Kent-based farmer Zoë Colville, aka @thechiefshepherdess, says her 30k following took off during lockdown. As life slowed down, people took a new interest in where their food comes from, with many wanting to thank farmers for keeping them fed. “People had time to enjoy nature and realised that a simpler life is more pleasurable than the rat race, while those stuck in cities wanted what they couldn’t have,” says Zoë.
And then there’s the therapeutic benefits of being in nature. “Animals are incredibly healing,” says Zoë. Previously a hairdresser, she only started working full-time on her husband’s farm after her dad passed away suddenly from cancer. She remembers finding it easiest to cry when she was alone feeding her calves. On the farm, where death is so ordinary and inevitable, Zoë was able to accept her father’s passing and that it was beyond her control.
“From a psychological perspective, returning to nature and the countryside is one of the best things we can all do for our mental health,” says UK psychologist Dr Chloe Paidoussis-Mitchell. “It reduces chronic daily stressors, such as crowded spaces, crime and difficult commutes. The countryside also offers social safety, as in a village you have a community who look out for you and your family. This is a huge comfort to many who have experienced intense loneliness living in crowded cities."
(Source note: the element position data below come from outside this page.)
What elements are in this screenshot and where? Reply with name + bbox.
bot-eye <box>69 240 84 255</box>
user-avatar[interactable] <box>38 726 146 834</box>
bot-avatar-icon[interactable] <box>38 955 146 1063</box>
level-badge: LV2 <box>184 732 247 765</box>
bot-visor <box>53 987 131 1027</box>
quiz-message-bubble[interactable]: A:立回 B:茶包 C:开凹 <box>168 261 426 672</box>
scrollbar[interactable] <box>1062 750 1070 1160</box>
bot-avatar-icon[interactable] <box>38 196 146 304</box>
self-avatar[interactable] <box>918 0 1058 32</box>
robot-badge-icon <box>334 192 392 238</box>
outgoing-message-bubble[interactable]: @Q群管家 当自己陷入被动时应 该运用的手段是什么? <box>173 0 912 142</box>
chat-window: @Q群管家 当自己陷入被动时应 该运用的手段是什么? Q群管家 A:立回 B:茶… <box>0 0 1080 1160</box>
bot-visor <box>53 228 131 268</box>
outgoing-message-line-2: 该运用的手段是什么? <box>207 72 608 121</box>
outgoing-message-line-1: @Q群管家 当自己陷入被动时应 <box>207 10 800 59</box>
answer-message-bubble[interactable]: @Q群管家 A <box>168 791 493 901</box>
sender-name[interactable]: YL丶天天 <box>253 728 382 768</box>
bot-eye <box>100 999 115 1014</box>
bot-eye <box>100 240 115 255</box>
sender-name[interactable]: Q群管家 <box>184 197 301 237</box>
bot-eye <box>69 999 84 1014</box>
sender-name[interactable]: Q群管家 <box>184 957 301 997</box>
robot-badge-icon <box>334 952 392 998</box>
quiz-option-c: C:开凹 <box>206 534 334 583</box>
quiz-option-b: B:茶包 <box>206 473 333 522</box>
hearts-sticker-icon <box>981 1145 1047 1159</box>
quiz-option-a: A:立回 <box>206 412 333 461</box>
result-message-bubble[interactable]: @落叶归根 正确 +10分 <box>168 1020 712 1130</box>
While these wellbeing benefits are no doubt a good thing, a swerve back to country living raises questions for women. For centuries, the only option for the majority of females was to work on the land and run the home. As women have joined the workforce in greater numbers, the drive for equality has focused on getting more women into more highly-paid, high-powered roles — opportunities that predominantly exist within towns and cities. And now, though we are still far from reaching equality, women hold one in three boardroom roles at Britain’s top 350 companies. Does a trend that idealises women’s domestic achievements risk setting us back?
Hannah Jackson, otherwise known as @redshepherdess, only sees progress. “Women cover all bases on a farm, whether that’s the labour outdoors, taking care of the business side or running the home,” she says. “Women have always been farmers, but thanks to social media they are speaking up about it. Someone called me a farmer’s wife the other day and I was livid. You never hear anybody talk about farmer’s husbands.”
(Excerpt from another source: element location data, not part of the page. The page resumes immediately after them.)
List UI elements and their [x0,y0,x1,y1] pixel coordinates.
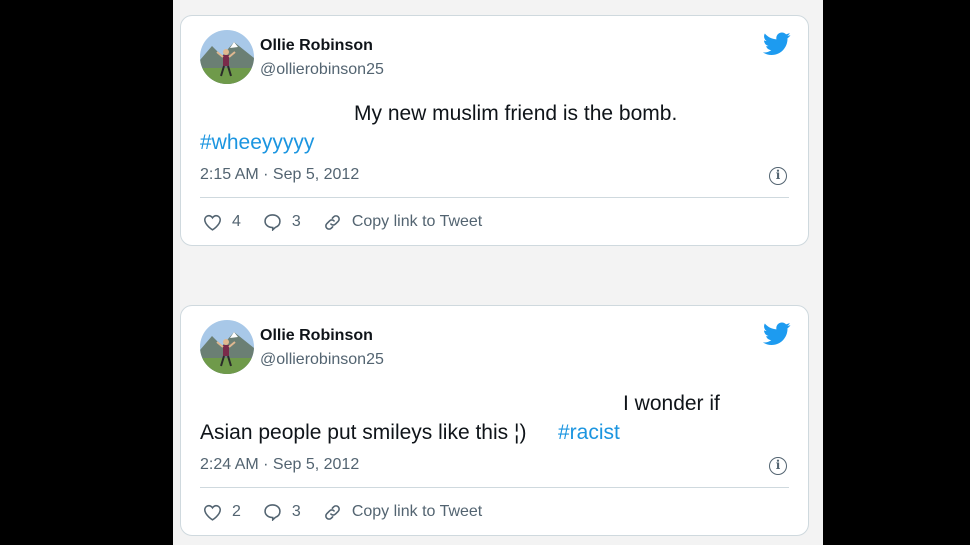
link-icon [324,214,340,230]
copy-link-button[interactable]: Copy link to Tweet [323,213,482,232]
tweet-text-line2: Asian people put smileys like this ¦) [200,421,527,444]
reply-button[interactable]: 3 [263,213,301,231]
info-icon[interactable]: i [769,167,787,185]
tweet-timestamp[interactable]: 2:15 AM · Sep 5, 2012 [200,166,359,184]
tweet-text: I wonder if [623,392,720,415]
speech-bubble-icon [264,214,281,231]
copy-link-label: Copy link to Tweet [351,213,483,230]
like-count: 4 [232,213,241,230]
tweet-actions: 4 3 Copy link to Tweet [203,210,504,234]
hashtag-link[interactable]: #racist [558,421,620,445]
info-icon[interactable]: i [769,457,787,475]
reply-count: 3 [291,213,301,230]
reply-button[interactable]: 3 [263,503,301,521]
twitter-bird-icon[interactable] [762,322,791,346]
tweet-card[interactable]: Ollie Robinson @ollierobinson25 I wonder… [180,305,809,536]
tweet-timestamp[interactable]: 2:24 AM · Sep 5, 2012 [200,456,359,474]
twitter-bird-icon[interactable] [762,32,791,56]
like-button[interactable]: 4 [203,213,241,231]
copy-link-button[interactable]: Copy link to Tweet [323,503,482,522]
author-handle[interactable]: @ollierobinson25 [260,61,384,79]
heart-icon [203,504,222,521]
heart-icon [203,214,222,231]
author-name[interactable]: Ollie Robinson [260,327,373,345]
tweet-text: My new muslim friend is the bomb. [354,102,678,125]
like-button[interactable]: 2 [203,503,241,521]
avatar[interactable] [200,30,254,84]
hashtag-link[interactable]: #wheeyyyyy [200,131,314,155]
speech-bubble-icon [264,504,281,521]
author-name[interactable]: Ollie Robinson [260,37,373,55]
divider [200,197,789,198]
link-icon [324,504,340,520]
reply-count: 3 [291,503,301,520]
divider [200,487,789,488]
author-handle[interactable]: @ollierobinson25 [260,351,384,369]
avatar[interactable] [200,320,254,374]
tweet-actions: 2 3 Copy link to Tweet [203,500,504,524]
like-count: 2 [232,503,241,520]
tweet-card[interactable]: Ollie Robinson @ollierobinson25 My new m… [180,15,809,246]
copy-link-label: Copy link to Tweet [351,503,483,520]
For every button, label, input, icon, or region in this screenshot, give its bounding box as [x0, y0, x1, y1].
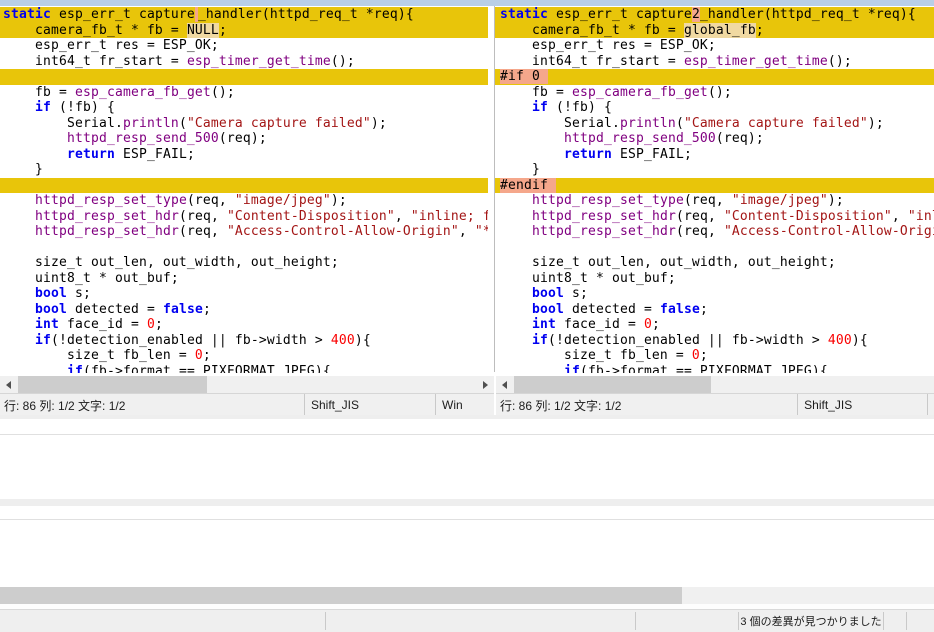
- statusbar-separator: [883, 612, 884, 630]
- status-diff-count: 3 個の差異が見つかりました: [739, 610, 883, 632]
- code-line[interactable]: httpd_resp_set_hdr(req, "Access-Control-…: [0, 224, 488, 240]
- file-pane-right[interactable]: static esp_err_t capture2_handler(httpd_…: [495, 6, 934, 373]
- scroll-right-button[interactable]: [477, 376, 494, 393]
- code-line[interactable]: }: [0, 162, 488, 178]
- code-line[interactable]: #endif: [495, 178, 934, 194]
- left-pane-hscrollbar[interactable]: [0, 376, 494, 393]
- detail-pane-hscrollbar[interactable]: [0, 587, 934, 604]
- code-line[interactable]: uint8_t * out_buf;: [495, 271, 934, 287]
- code-line[interactable]: bool s;: [0, 286, 488, 302]
- status-cursor-position: 行: 86 列: 1/2 文字: 1/2: [496, 394, 798, 416]
- code-line[interactable]: [0, 178, 488, 194]
- code-line[interactable]: [0, 240, 488, 256]
- code-line[interactable]: [0, 69, 488, 85]
- code-line[interactable]: Serial.println("Camera capture failed");: [0, 116, 488, 132]
- code-line[interactable]: esp_err_t res = ESP_OK;: [0, 38, 488, 54]
- code-line[interactable]: httpd_resp_set_hdr(req, "Content-Disposi…: [0, 209, 488, 225]
- file-pane-left[interactable]: static esp_err_t capture_handler(httpd_r…: [0, 6, 488, 373]
- code-line[interactable]: httpd_resp_set_type(req, "image/jpeg");: [0, 193, 488, 209]
- code-line[interactable]: httpd_resp_set_type(req, "image/jpeg");: [495, 193, 934, 209]
- winmerge-diff-window: { "colors": { "diff_line_bg": "#e8c50a",…: [0, 0, 934, 632]
- code-line[interactable]: bool detected = false;: [0, 302, 488, 318]
- code-line[interactable]: int64_t fr_start = esp_timer_get_time();: [495, 54, 934, 70]
- code-line[interactable]: int face_id = 0;: [495, 317, 934, 333]
- detail-pane-upper[interactable]: [0, 435, 934, 499]
- code-line[interactable]: size_t out_len, out_width, out_height;: [495, 255, 934, 271]
- code-line[interactable]: size_t out_len, out_width, out_height;: [0, 255, 488, 271]
- code-line[interactable]: httpd_resp_send_500(req);: [495, 131, 934, 147]
- code-line[interactable]: return ESP_FAIL;: [495, 147, 934, 163]
- status-encoding: Shift_JIS: [305, 394, 436, 416]
- code-line[interactable]: return ESP_FAIL;: [0, 147, 488, 163]
- code-line[interactable]: bool detected = false;: [495, 302, 934, 318]
- code-line[interactable]: camera_fb_t * fb = NULL;: [0, 23, 488, 39]
- code-line[interactable]: }: [495, 162, 934, 178]
- statusbar-separator: [635, 612, 636, 630]
- pane-statusbar-left: 行: 86 列: 1/2 文字: 1/2 Shift_JIS Win: [0, 393, 494, 416]
- status-cursor-position: 行: 86 列: 1/2 文字: 1/2: [0, 394, 305, 416]
- scrollbar-thumb[interactable]: [0, 587, 682, 604]
- detail-pane-header-row: [0, 419, 934, 435]
- detail-pane-lower[interactable]: [0, 520, 934, 587]
- code-line[interactable]: camera_fb_t * fb = global_fb;: [495, 23, 934, 39]
- statusbar-separator: [906, 612, 907, 630]
- code-line[interactable]: esp_err_t res = ESP_OK;: [495, 38, 934, 54]
- code-line[interactable]: if(fb->format == PIXFORMAT_JPEG){: [495, 364, 934, 374]
- detail-pane-splitter-middle[interactable]: [0, 499, 934, 506]
- code-line[interactable]: if(!detection_enabled || fb->width > 400…: [495, 333, 934, 349]
- code-line[interactable]: int64_t fr_start = esp_timer_get_time();: [0, 54, 488, 70]
- code-line[interactable]: static esp_err_t capture2_handler(httpd_…: [495, 7, 934, 23]
- code-line[interactable]: fb = esp_camera_fb_get();: [495, 85, 934, 101]
- code-line[interactable]: httpd_resp_send_500(req);: [0, 131, 488, 147]
- code-line[interactable]: if(!detection_enabled || fb->width > 400…: [0, 333, 488, 349]
- pane-statusbar-right: 行: 86 列: 1/2 文字: 1/2 Shift_JIS Win: [496, 393, 934, 416]
- code-line[interactable]: if(fb->format == PIXFORMAT_JPEG){: [0, 364, 488, 374]
- code-line[interactable]: httpd_resp_set_hdr(req, "Access-Control-…: [495, 224, 934, 240]
- detail-pane-header-row: [0, 506, 934, 520]
- code-line[interactable]: bool s;: [495, 286, 934, 302]
- code-line[interactable]: httpd_resp_set_hdr(req, "Content-Disposi…: [495, 209, 934, 225]
- code-line[interactable]: if (!fb) {: [495, 100, 934, 116]
- scrollbar-thumb[interactable]: [514, 376, 711, 393]
- status-eol-style: Win: [928, 394, 934, 416]
- code-line[interactable]: size_t fb_len = 0;: [0, 348, 488, 364]
- status-encoding: Shift_JIS: [798, 394, 928, 416]
- triangle-left-icon: [6, 381, 11, 389]
- scroll-left-button[interactable]: [496, 376, 513, 393]
- code-line[interactable]: [495, 240, 934, 256]
- scroll-left-button[interactable]: [0, 376, 17, 393]
- right-pane-hscrollbar[interactable]: [496, 376, 934, 393]
- triangle-right-icon: [483, 381, 488, 389]
- code-line[interactable]: static esp_err_t capture_handler(httpd_r…: [0, 7, 488, 23]
- code-line[interactable]: size_t fb_len = 0;: [495, 348, 934, 364]
- code-line[interactable]: fb = esp_camera_fb_get();: [0, 85, 488, 101]
- status-eol-style: Win: [436, 394, 494, 416]
- code-line[interactable]: Serial.println("Camera capture failed");: [495, 116, 934, 132]
- code-line[interactable]: if (!fb) {: [0, 100, 488, 116]
- code-line[interactable]: #if 0: [495, 69, 934, 85]
- triangle-left-icon: [502, 381, 507, 389]
- scrollbar-thumb[interactable]: [18, 376, 207, 393]
- main-statusbar: 3 個の差異が見つかりました: [0, 610, 934, 632]
- code-line[interactable]: int face_id = 0;: [0, 317, 488, 333]
- statusbar-separator: [325, 612, 326, 630]
- code-line[interactable]: uint8_t * out_buf;: [0, 271, 488, 287]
In fact, it was Hannah who got her husband into farming, not the other way round. Watching a sheep give birth on a family holiday, Hannah had a “lightbulb moment” about her calling in life and now has 250 sheep, goats, a pony, pigs, chickens and ducks on her farm in Cumbria.
“I love the life I’ve created and don't dread Monday morning, or look forward to the weekend,” she says. “It’s not about being more domestic, but about going back to the simple things in life”.